Why You'll Love This
A scientist with a reality-breaking device and nowhere left to run — in under 150 pages, Tallerman makes the multiverse feel genuinely fragile.
- Great if you want: tight, ideas-driven sci-fi that doesn't overstay its welcome
- The experience: fast and disorienting — reality keeps shifting under your feet
- The writing: Tallerman keeps the science conceptual, prioritizing tension over exposition
- Skip if: you want character depth — the novella favors concept over interiority
About This Book
What happens when the device meant to prove everything you've ever believed threatens to unravel everything that exists? In Patchwerk, Dran Florrian is a scientist fleeing across a near-future America with Palimpsest — his life's work made physical — when a botched theft triggers consequences that ripple far beyond any single world. Tallerman takes a classic science fiction premise and charges it with genuine urgency: the stakes are cosmological, but the emotional core is stubbornly human.

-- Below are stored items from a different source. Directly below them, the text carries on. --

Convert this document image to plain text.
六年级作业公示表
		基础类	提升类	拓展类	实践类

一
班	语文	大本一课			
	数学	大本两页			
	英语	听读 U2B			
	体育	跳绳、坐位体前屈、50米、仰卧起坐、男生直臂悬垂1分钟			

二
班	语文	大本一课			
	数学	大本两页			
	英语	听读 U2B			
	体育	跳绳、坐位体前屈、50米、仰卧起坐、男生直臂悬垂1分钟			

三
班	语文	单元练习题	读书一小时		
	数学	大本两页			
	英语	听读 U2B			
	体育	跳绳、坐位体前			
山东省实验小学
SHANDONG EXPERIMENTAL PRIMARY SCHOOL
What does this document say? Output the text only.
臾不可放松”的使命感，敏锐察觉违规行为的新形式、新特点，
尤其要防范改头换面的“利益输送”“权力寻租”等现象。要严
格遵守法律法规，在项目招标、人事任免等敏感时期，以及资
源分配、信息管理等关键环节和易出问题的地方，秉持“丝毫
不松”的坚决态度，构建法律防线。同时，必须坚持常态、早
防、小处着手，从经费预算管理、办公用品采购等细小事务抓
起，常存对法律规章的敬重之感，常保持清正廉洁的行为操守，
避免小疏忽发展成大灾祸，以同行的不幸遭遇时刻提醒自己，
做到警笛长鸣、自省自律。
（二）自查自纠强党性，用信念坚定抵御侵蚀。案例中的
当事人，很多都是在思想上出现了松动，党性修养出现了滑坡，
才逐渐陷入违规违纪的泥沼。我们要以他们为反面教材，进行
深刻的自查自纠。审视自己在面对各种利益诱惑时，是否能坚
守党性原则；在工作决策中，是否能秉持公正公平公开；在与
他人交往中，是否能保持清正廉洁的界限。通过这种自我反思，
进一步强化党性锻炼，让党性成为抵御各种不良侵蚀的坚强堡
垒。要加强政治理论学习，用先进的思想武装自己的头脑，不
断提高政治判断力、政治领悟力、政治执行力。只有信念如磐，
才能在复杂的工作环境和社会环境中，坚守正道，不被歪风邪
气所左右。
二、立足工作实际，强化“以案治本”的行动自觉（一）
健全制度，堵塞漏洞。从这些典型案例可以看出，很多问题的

This is a story about obsession, consequence, and what a person owes to the versions of themselves they'll never meet.
At 144 pages, Patchwerk is lean and deliberate — a novella that earns every word and wastes none. Tallerman writes with a sharp, controlled clarity that keeps the multiverse mechanics grounded rather than abstract, pulling readers through parallel realities without ever losing the thread of character. The compressed form suits the story perfectly, building pressure like a sealed chamber. Readers who appreciate tight, idea-driven science fiction — where concept and consequence arrive together — will find this a satisfying and surprisingly tense read.